Ieri è stata una giornata piena di notizie e dichiarazioni intorno alla sanità italiana, con la presentazione del settimo rapporto della Fondazione Gimbe sul Servizio Sanitario Nazionale ad attirare l’attenzione. All’evento ha partecipato anche il Presidente della Repubblica Mattarella.
Due i dati fondamentali: l’impennata della spesa privata per curarsi nel 2023 (+10,3%) e il fatto che ben 4,5 milioni di persone rinunciano alle cure per vari motivi. Non servono altre informazioni per sapere che la retorica che abbiamo dovuto sorbire durante la pandemia Covid intorno al cambiamento delle politiche sanitarie è morta e sepolta.
È vero che lo scorso anno, rispetto al 2022, la spesa sanitaria totale è aumentata di oltre 4 miliardi di euro, ma tale incremento deriva unicamente dagli esborsi diretti delle famiglie (3.806 milioni) e da fondi sanitari e assicurazioni, comunque sottoscritti da privati (553 milioni). I fondi pubblici sono rimasti più o meno gli stessi.
L’Ufficio Parlamentare di Bilancio (UPB) ha così valutato le previsioni del Piano Strutturale di Bilancio: “il complesso della spesa sanitaria corrente, dopo un lieve aumento in percentuale del PIL al 6,3% nel biennio 2024-25, dal 2026 si posizionerebbe di nuovo al 6,2% registrato nel 2023. E, per riportare il livello di spesa sanitaria sul PIL a livello del 2019 (6,4%), sarebbe necessario assicurare un aumento della spesa di circa 2,8 miliardi nel 2025, 4,3 nel 2026 e 5,6 nel 2027 rispetto a quanto indicato nel tendenziale“.
“La tenuta del Servizio Sanitario Nazionale è prossima al punto di non ritorno“, fanno sapere dalla Fondazione Gimbe. Il suo presidente, Nino Cartabellotta, ha osservato che “le persone sono costrette a pagare di tasca propria un numero crescente di prestazioni sanitarie. Una situazione in continuo peggioramento“.
Oltre la metà delle 4 milioni e mezzo di persone che hanno rinunciato alle cure lo scorso anno lo hanno fatto per problemi economici, e sono circa 600 mila in più del 2022. Ma c’è anche il dato sulla spesa in prevenzione che preoccupa profondamente: nel 2023 si è ridotta di quasi due miliardi (-18,6%), con effetti che si vedranno sul medio-lungo periodo.
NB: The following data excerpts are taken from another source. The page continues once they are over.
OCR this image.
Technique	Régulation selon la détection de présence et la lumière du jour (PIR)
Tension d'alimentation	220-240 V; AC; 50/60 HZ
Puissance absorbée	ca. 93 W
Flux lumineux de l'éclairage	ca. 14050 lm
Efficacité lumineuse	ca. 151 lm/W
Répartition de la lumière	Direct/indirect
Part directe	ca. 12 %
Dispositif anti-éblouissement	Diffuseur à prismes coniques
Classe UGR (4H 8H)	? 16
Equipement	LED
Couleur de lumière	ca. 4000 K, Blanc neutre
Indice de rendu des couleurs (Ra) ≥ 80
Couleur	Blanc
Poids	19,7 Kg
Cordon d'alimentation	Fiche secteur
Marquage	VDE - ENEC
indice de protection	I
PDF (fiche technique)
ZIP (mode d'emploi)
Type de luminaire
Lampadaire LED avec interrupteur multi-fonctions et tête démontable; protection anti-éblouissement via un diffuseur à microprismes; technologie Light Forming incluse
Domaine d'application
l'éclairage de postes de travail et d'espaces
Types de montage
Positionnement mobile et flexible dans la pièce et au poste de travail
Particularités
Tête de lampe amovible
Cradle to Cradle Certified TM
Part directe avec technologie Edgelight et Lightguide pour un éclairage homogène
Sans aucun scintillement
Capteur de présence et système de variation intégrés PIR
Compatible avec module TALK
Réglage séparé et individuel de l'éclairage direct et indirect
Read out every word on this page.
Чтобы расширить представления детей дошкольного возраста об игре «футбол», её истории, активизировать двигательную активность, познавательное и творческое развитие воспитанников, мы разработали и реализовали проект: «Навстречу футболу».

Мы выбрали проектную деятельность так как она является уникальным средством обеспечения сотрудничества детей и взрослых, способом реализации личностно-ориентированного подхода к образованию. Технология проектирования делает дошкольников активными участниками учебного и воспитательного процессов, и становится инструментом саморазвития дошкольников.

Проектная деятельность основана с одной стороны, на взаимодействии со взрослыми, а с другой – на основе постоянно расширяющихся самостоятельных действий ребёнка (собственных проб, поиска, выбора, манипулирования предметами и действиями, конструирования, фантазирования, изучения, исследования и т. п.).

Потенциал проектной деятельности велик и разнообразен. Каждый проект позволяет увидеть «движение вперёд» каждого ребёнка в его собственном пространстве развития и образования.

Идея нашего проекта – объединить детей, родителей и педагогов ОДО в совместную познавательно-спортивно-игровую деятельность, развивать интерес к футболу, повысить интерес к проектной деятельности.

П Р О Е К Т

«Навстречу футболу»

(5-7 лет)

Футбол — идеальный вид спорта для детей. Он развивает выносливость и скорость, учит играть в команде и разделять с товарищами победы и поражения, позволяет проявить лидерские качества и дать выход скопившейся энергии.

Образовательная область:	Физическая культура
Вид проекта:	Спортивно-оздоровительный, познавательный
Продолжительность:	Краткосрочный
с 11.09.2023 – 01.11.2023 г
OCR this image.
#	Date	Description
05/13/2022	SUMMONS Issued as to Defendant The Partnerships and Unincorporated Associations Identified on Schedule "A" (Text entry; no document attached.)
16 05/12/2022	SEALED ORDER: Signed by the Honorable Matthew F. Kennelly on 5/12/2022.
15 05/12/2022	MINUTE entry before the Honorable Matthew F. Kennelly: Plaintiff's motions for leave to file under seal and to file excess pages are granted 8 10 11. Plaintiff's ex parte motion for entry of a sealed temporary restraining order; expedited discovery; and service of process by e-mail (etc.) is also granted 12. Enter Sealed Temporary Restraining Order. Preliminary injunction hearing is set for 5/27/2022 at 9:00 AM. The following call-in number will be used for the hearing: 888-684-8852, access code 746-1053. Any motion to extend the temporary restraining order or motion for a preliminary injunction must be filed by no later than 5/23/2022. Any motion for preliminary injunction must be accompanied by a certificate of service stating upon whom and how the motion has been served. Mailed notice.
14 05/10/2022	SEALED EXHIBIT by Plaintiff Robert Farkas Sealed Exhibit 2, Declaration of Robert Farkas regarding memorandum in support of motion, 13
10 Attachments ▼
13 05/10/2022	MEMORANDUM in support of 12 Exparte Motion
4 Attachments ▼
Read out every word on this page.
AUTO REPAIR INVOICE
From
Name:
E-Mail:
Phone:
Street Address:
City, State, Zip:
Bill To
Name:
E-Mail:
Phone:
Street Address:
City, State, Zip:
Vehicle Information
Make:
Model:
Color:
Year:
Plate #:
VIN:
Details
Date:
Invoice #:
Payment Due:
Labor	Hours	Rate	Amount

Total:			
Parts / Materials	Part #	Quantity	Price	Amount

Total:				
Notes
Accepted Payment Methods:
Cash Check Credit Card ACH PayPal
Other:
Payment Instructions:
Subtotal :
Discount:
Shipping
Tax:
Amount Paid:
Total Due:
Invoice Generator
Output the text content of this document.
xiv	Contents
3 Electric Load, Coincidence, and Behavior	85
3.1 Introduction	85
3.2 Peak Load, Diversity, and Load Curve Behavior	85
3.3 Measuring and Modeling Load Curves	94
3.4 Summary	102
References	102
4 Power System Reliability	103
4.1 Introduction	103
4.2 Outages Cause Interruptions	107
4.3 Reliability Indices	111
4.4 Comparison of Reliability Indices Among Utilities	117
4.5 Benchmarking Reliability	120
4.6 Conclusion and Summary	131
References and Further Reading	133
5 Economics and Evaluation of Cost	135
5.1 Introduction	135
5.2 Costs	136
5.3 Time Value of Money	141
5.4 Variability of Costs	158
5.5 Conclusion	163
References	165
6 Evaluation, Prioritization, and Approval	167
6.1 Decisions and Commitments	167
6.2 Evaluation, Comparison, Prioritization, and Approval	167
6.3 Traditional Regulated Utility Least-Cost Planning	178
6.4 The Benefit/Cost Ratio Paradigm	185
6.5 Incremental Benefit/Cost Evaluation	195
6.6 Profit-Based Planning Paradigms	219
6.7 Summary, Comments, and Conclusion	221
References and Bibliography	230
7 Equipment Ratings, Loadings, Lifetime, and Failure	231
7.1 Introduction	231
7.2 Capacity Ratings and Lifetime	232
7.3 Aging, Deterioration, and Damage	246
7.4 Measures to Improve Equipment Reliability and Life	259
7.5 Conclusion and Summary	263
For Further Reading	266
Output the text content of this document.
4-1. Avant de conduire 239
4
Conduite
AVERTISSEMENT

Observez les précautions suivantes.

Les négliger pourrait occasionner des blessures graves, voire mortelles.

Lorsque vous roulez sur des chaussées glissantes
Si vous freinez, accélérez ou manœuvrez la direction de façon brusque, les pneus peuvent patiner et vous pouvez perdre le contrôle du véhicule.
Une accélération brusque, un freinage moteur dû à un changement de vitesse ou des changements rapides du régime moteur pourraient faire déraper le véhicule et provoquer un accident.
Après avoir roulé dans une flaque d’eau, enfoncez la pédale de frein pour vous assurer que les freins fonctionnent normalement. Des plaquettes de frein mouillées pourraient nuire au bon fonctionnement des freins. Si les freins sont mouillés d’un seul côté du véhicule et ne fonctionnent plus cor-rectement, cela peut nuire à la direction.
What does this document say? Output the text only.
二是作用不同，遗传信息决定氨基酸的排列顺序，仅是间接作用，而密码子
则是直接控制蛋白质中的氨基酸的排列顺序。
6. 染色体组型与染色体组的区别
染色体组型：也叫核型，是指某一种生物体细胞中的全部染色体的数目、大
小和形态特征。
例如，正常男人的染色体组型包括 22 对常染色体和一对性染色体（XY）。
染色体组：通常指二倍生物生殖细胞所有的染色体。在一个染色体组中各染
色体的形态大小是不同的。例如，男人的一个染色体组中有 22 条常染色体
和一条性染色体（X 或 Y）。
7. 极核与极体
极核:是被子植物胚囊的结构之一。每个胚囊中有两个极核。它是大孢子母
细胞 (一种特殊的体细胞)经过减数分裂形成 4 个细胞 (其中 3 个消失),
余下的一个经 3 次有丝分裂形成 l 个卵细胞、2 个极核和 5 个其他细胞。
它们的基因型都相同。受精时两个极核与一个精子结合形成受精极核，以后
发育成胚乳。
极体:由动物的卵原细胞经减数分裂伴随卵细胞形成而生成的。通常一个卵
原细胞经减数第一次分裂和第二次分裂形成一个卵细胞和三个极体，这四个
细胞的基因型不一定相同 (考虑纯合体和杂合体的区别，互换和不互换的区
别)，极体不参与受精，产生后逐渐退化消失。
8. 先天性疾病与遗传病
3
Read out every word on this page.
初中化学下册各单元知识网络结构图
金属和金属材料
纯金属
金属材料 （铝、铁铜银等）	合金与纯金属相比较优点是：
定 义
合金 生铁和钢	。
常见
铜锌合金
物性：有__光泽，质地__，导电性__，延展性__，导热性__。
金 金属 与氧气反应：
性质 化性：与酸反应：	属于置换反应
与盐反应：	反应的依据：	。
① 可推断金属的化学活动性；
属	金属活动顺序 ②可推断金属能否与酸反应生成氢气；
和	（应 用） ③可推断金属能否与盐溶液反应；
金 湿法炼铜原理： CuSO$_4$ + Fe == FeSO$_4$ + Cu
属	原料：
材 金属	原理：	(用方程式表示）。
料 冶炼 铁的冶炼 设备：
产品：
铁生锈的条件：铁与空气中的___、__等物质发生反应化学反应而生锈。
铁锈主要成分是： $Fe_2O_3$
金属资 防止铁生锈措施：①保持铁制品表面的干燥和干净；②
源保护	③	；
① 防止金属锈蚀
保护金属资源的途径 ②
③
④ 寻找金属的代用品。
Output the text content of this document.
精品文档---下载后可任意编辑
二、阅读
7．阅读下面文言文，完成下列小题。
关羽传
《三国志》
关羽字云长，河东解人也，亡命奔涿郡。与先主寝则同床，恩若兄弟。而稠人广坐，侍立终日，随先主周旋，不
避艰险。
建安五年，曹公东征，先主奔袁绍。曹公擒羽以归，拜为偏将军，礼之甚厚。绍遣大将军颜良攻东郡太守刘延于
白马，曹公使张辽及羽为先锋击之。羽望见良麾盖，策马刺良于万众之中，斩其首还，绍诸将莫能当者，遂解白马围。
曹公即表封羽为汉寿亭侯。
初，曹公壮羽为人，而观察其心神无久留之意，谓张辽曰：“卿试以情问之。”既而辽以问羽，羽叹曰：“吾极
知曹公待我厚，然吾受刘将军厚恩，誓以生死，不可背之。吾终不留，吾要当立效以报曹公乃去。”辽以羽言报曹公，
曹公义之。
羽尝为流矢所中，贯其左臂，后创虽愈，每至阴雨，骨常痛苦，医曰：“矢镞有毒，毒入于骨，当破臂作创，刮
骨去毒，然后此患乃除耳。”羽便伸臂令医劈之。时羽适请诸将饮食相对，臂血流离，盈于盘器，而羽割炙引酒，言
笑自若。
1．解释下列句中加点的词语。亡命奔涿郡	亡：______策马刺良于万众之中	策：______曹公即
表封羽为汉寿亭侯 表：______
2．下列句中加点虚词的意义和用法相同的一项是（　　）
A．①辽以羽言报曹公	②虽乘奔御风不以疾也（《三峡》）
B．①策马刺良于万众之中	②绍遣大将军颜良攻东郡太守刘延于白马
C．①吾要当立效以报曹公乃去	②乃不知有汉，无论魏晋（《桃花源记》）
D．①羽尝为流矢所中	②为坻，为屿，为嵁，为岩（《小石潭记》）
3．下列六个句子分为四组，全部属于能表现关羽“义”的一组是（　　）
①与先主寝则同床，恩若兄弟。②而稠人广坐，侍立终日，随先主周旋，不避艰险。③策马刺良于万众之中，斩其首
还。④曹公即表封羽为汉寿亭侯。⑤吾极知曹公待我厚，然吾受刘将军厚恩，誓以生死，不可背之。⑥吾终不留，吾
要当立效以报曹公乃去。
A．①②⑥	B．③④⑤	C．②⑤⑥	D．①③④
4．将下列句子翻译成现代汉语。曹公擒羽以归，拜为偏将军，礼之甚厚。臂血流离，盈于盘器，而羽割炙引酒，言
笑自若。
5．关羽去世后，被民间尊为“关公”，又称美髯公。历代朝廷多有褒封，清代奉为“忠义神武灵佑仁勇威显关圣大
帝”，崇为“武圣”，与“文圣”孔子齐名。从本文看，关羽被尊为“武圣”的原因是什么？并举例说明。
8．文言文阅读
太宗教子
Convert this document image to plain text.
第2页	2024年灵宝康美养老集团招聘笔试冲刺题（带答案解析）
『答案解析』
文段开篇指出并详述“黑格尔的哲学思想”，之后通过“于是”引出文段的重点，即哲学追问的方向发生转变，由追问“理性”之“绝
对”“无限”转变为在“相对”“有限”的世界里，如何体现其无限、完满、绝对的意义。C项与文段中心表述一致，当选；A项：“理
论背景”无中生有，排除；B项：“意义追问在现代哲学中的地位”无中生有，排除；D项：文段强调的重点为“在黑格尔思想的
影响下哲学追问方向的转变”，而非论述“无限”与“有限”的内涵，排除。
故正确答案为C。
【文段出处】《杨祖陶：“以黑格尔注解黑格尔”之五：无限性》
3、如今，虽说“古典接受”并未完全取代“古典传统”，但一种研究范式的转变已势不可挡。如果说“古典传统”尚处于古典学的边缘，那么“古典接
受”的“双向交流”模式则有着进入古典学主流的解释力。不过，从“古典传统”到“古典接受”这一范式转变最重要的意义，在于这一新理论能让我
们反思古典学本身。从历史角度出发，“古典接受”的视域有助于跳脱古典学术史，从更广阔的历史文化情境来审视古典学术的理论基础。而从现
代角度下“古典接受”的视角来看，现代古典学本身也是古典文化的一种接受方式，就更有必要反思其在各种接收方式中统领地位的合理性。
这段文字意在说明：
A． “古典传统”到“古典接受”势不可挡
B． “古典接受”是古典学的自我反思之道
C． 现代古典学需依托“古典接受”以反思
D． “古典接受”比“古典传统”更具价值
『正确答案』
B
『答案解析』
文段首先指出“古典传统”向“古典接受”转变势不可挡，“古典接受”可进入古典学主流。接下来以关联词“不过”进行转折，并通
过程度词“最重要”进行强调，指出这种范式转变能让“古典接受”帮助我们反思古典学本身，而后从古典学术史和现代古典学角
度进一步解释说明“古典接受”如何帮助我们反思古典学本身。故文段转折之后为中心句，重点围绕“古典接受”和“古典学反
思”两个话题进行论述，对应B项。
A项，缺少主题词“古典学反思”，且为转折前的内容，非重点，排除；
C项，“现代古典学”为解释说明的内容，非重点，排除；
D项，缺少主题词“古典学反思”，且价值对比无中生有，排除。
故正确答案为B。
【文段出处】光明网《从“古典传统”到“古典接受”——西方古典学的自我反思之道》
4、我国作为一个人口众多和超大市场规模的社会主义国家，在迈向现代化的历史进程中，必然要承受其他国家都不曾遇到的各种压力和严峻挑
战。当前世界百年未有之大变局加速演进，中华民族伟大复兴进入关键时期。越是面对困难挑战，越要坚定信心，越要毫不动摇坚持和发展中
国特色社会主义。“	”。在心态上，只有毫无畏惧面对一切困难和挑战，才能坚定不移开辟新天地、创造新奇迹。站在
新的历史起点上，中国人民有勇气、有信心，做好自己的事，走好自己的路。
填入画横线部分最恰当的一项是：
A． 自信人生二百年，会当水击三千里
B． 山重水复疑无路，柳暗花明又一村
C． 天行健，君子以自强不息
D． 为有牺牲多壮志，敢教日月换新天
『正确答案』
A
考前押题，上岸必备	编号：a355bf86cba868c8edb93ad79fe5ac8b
Cartabellotta ha dunque dichiarato che i “princìpi fondanti di universalismo, equità e uguaglianza sono stati ormai traditi e che si sta lentamente sgretolando il diritto costituzionale alla tutela della salute, in particolare per le fasce socio-economiche più deboli“. L’austerità e la privatizzazione del servizio sanitario colpiscono soprattutto i più poveri.
Per questo sembrano piuttosto astratte le parole del Presidente della Repubblica, che di quel diritto costituzionale dovrebbe essere il garante. Mentre non solo lui, ma anche i suoi predecessori non hanno mai ostacolato i piani di compressione della spesa o altre riforme che ci hanno portato dove siamo oggi.
Mattarella ha affermato che il “Servizio Sanitario Nazionale costituisce una risorsa preziosa ed è pilastro essenziale per la tutela del diritto alla salute, nella sua duplice accezione di fondamentale diritto dell’individuo e interesse della collettività. La sua efficienza è frutto delle risorse dedicate e dei modelli organizzativi applicati, responsabilità, quest’ultima, affidata alle Regioni“.
Proprio su questo punto bisogna ricordare che procede senza troppi intoppi il percorso dell’autonomia differenziata, da più parti indicata come la pietra tombale della sanità pubblica. Che è già annunciata dalla crescente migrazione sanitaria e dalle forti disuguaglianze nelle prestazioni tra Nord e Sud del paese (non nelle liste di attese, ovunque lunghissime).